Tutorial: Sampling

Sampling generates molecules from a prior (or a previously trained agent) without any training. It is the quickest way to inspect what a model produces and to verify your setup before running TL or RL.

Key Parameters

Parameter

Description

model_file

Path to the model file (.prior or .chkpt).

smiles_file

Path to the input SMILES file (required for LibInvent, LinkInvent, and Mol2Mol).

output_file

Path to the output CSV file where results will be saved.

num_smiles

Number of SMILES to generate. For generators with input (LibInvent, LinkInvent, Mol2Mol), this is the number generated per input SMILES.

unique_molecules

Remove duplicates and canonicalize SMILES before writing output.

randomize_smiles

Randomly shuffle atom order in the input SMILES before passing to the model. Improves diversity, especially for Mol2Mol.

sample_strategy

multinomial (default, stochastic) or beamsearch (deterministic, always unique). Mol2Mol only.

temperature

Controls randomness in multinomial sampling. < 1 more deterministic, > 1 more random. Default 1.0. Mol2Mol only.

Configuration

All four generators share the same run_type. Only the [parameters] block differs.

Reinvent — de novo, no input required

run_type = "sampling"
device = "cuda:0"  # or "cpu"

[parameters]
model_file = "priors/reinvent.prior"
output_file = "sampling.csv"
num_smiles = 100
unique_molecules = true
randomize_smiles = true

LibInvent — decorate a scaffold

smiles_file contains one scaffold SMILES per line with attachment points marked as [*:0], [*:1], etc. Example: doc/data/scaffolds.smi.

run_type = "sampling"
device = "cuda:0"

[parameters]
model_file = "priors/libinvent.prior"
smiles_file = "doc/data/scaffolds.smi"
output_file = "sampling.csv"
num_smiles = 100
unique_molecules = true
randomize_smiles = true

Mol2Mol — generate analogues

smiles_file contains one reference SMILES per line (optional name in the second column).
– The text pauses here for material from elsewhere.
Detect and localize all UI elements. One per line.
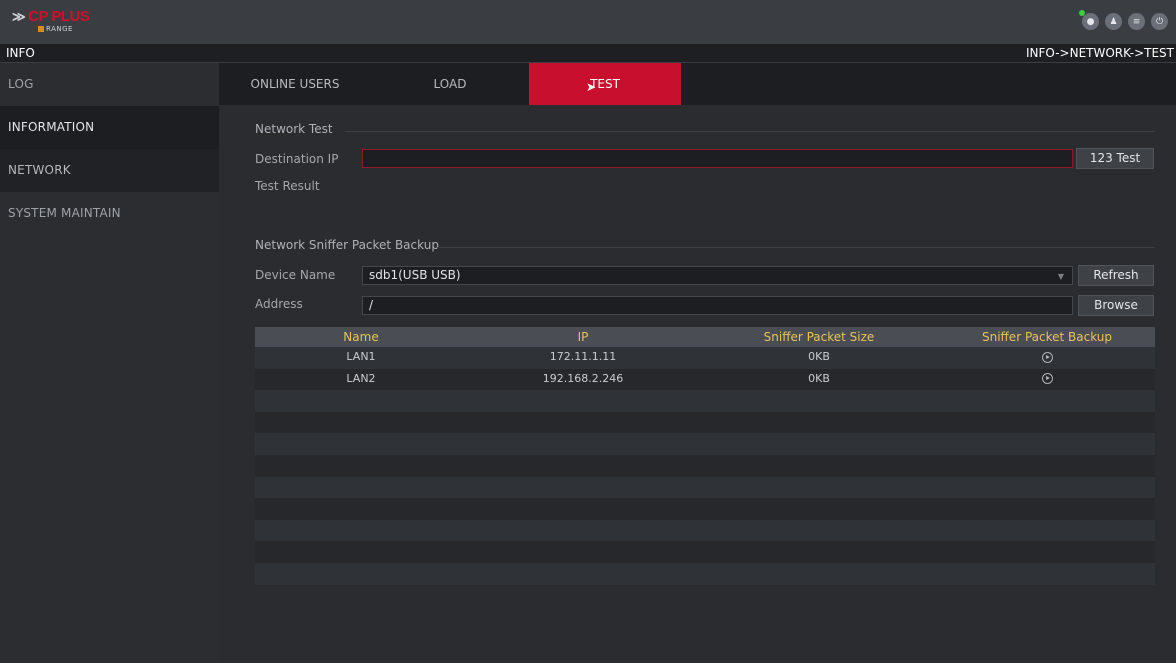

Example: doc/data/mol2mol.smi. Beam search is deterministic; multinomial sampling adds randomness via temperature.

run_type = "sampling"
device = "cuda:0"

[parameters]
model_file = "priors/mol2mol_medium_similarity.prior"
smiles_file = "doc/data/mol2mol.smi"
sample_strategy = "multinomial"  # or "beamsearch"
temperature = 1.0
output_file = "sampling.csv"
num_smiles = 100
unique_molecules = true
randomize_smiles = true

Running

reinvent sampling.toml

Output

The output CSV contains one row per generated molecule:

Column

Description

SMILES

Generated molecule in canonical SMILES

Input_SMILES

Seed SMILES (LibInvent, LinkInvent, Mol2Mol only)

NLL

Negative log-likelihood — lower means the model considers this molecule more probable under the prior

Example Input Files

Example input files for conditional generators are provided in doc/data/:

  • scaffolds.smi — LibInvent: azanaphthalene scaffolds with two attachment points

  • warheads.smi — LinkInvent: three warhead pairs

  • mol2mol.smi — Mol2Mol: two ChEMBL compounds and celecoxib

What to Check

  • Valid SMILES rate: if many rows are empty or invalid, the prior may not match the generator type.

  • NLL distribution: a narrow NLL range means low diversity; consider increasing temperature or disabling unique_molecules temporarily to inspect.

  • Chemical diversity: sample output is a good sanity check before committing to a TL or RL run.